If you really must used Kind and need to handle this, what you need to do is work out what the image registry hostname for a workshop deployment will be, and configure containerd to trust a set of hostnames corresponding to low numbered sessions for that workshop. This will allow it to work, but once the hostnames for sessions go beyond the range of hostnames you set up, you will need to delete the training portal and recreate it, so you go back to using the same hostnames again.

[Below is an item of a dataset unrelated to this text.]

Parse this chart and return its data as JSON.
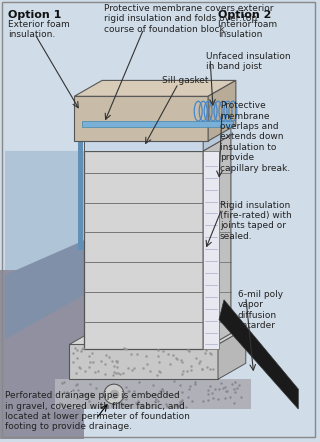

For example, if the hostname for the image registry were of the form:

lab-docker-testing-wMM-sNNN-registry.192.168.1.1.nip.io

where NNN changes per session, you would need to use a command to create the Kind cluster something like:

cat <<EOF | kind create cluster --config=-
kind: Cluster
apiVersion: kind.x-k8s.io/v1alpha4
nodes:
- role: control-plane
  kubeadmConfigPatches:
  - |
    kind: InitConfiguration
    nodeRegistration:
      kubeletExtraArgs:
        node-labels: "ingress-ready=true"
  extraPortMappings:
  - containerPort: 80
    hostPort: 80
    protocol: TCP
  - containerPort: 443
    hostPort: 443
    protocol: TCP
containerdConfigPatches:
- |
  [plugins."io.containerd.grpc.v1.cri".registry.mirrors."lab-docker-testing-w01-s001-registry.192.168.1.1.nip.io"]
    endpoint = ["http://lab-docker-testing-w01-s001-registry.192.168.1.1.nip.io"]
  [plugins."io.containerd.grpc.v1.cri".registry.mirrors."lab-docker-testing-w01-s002-registry.192.168.1.1.nip.io"]
    endpoint = ["http://lab-docker-testing-w01-s002-registry.192.168.1.1.nip.io"]
  [plugins."io.containerd.grpc.v1.cri".registry.mirrors."lab-docker-testing-w01-s003-registry.192.168.1.1.nip.io"]
    endpoint = ["http://lab-docker-testing-w01-s003-registry.192.168.1.1.nip.io"]
  [plugins."io.containerd.grpc.v1.cri".registry.mirrors."lab-docker-testing-w01-s004-registry.192.168.1.1.nip.io"]
    endpoint = ["http://lab-docker-testing-w01-s004-registry.192.168.1.1.nip.io"]
  [plugins."io.containerd.grpc.v1.cri".registry.mirrors."lab-docker-testing-w01-s005-registry.192.168.1.1.nip.io"]
    endpoint = ["http://lab-docker-testing-w01-s005-registry.192.168.1.1.nip.io"]
EOF

This would allow you to run five workshop sessions before you had to delete the training portal and recreate it.

Do note that if using this, you would not be able to use the feature of the training portal to automatically update when a workshop definition is changed. This is because the wMM value identifying the workshop environment would change any time the workshop definition was updated.

There is no other known workaround for this limitation of containerd. As such, it is recommended that Minikube with dockerd instead be used.